Numa casa desse bairro, mora Louro, que
chegou há pouco do distante condomínio residencial em que trabalha como
segurança. Fatigado, espera a chegada do pão, que seu filho foi comprar num
quiosque próximo. Comer alguma coisa, deitar-se e recuperar algumas horas de
sono é tudo o que deseja no momento. A
sua companheira dissolve numa vasilha
com água morna umas poucas colheres de leite em pó. Louro fixa seu olhar no
conteúdo da vasilha. Aquele líquido triste está ali todas as manhãs. “Isso é
uma vantagem” – pensa ele. Entretanto a consistência do líquido não respalda
esse pensamento. O filho traz o pão. Louro molha-o no café com leite e
mastiga-o devagar. A manteiga acabou. O pão teria outro sabor se houvesse a
manteiga. Mas Louro pensa que pode passar sem ela. É um homem resignado, está
acostumado a privações. O diabo do pão é que insiste em pedir a manteiga: teima em não ter sabor: faz bolo na garganta. Um pão
cheio de caprichos.
Nove horas da
manhã.
Através das grandes
luminárias externas que vão-se apagando pouco a pouca, as casas do Boulevard La Paix dão os primeiros
sinais do seu despertar. Nas extensas alamedas do condomínio, o amanhecer já se
anunciou há muito pelo canto mavioso dos pássaros e pelo fulgor dos raios do
sol que banham as copas de exuberantes árvores. O Boulevard La Paix é um admirável exemplo de um paraíso particular.
Tem o silêncio, o ar puro e o isolamento. Aqui se situa a casa do patrão do
Louro, senhor Afonso Hilário Gonçalves. Como atividade rotineira de todas as
manhãs, a governanta liga para o quarto do senhor e senhora Gonçalves e anuncia
que o café está servido. O senhor Gonçalves desce. A senhora Gonçalves costuma
acordar mais tarde. À mesa, estão dispostos queijos, pães finos, geleias,
frutas, sucos e os tradicionais café e leite. O senhor Gonçalves seleciona num
sofisticado prato de porcelana um tenro pedaço de queijo. Ao ser degustado, o
queijinho derrete-se todo meloso. Após o café, o senhor Gonçalves, acompanhado
do seu segurança pessoal, dirige-se a “Gonçalves & Malheiros Financiamentos
S/A” para mais um dia de trabalho na vice-presidência.
Dez horas da
manhã.
A companheira de
Louro faz a faxina diária na sua casa. Inconscientemente, detém-se mais na
limpeza da televisão comprada recentemente, um tesouro que ela lustra para que
nunca perca a magia do novo.
Onze horas da
manhã.
A senhora Gonçalves
informa à governanta que se sente indisposta e não descerá à sala de refeições.

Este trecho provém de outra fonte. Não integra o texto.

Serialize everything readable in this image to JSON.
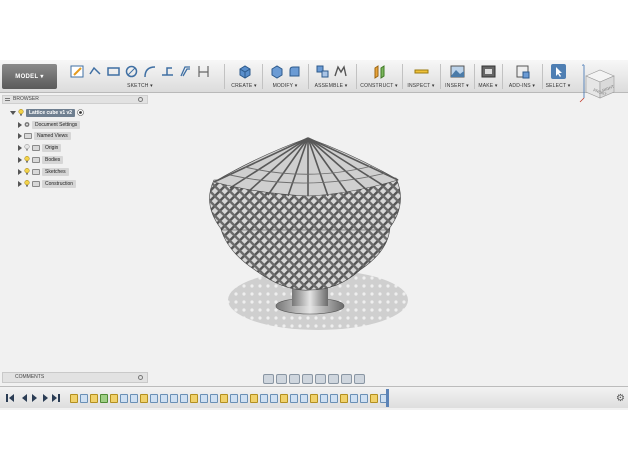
{
  "toolbar": {
    "workspace_label": "MODEL",
    "groups": [
      {
        "label": "SKETCH",
        "icons": [
          "sketch-create-icon",
          "line-icon",
          "rectangle-icon",
          "circle-icon",
          "arc-icon",
          "trim-icon",
          "offset-icon",
          "project-icon"
        ]
      },
      {
        "label": "CREATE",
        "icons": [
          "extrude-box-icon"
        ]
      },
      {
        "label": "MODIFY",
        "icons": [
          "press-pull-icon",
          "fillet-icon"
        ]
      },
      {
        "label": "ASSEMBLE",
        "icons": [
          "new-component-icon",
          "joint-icon"
        ]
      },
      {
        "label": "CONSTRUCT",
        "icons": [
          "offset-plane-icon"
        ]
      },
      {
        "label": "INSPECT",
        "icons": [
          "measure-icon"
        ]
      },
      {
        "label": "INSERT",
        "icons": [
          "insert-image-icon"
        ]
      },
      {
        "label": "MAKE",
        "icons": [
          "3d-print-icon"
        ]
      },
      {
        "label": "ADD-INS",
        "icons": [
          "scripts-icon"
        ]
      },
      {
        "label": "SELECT",
        "icons": [
          "select-arrow-icon"
        ]
      }
    ]
  },
  "viewcube": {
    "face_label": "FRONT",
    "right_label": "RIGHT"
  },
  "browser": {
    "title": "BROWSER",
    "root": "Lattice cube v1 v2",
    "items": [
      {
        "label": "Document Settings"
      },
      {
        "label": "Named Views"
      },
      {
        "label": "Origin"
      },
      {
        "label": "Bodies"
      },
      {
        "label": "Sketches"
      },
      {
        "label": "Construction"
      }
    ]
  },
  "comments": {
    "title": "COMMENTS"
  },
  "colors": {
    "accent": "#5b83b7",
    "toolbar_bg": "#e6e6e6",
    "canvas_bg": "#f1f1f1"
  }
}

Manda que seja servido o breakfast em seu quarto. O breakfast chega em dez minutos, mas ela
manda que seja levado de volta. Lembra-se que está de dieta.
Quatro horas da
tarde.
A companheira de
Louro lava roupa numa tina que fica na parte externa da casa, enquanto ele se
prepara para voltar ao trabalho. Na rua, dois homens observam discretamente,
conversam algo entre si e se separam. Poucos minutos depois da saída de Louro,
um dos homens se aproxima e, dizendo estar à procura de um endereço, pede um
copo de água à companheira de Louro. Aproveitando o momento em que ela entra
para pegar a água, o homem observa, pela porta semiaberta, os objetos da casa.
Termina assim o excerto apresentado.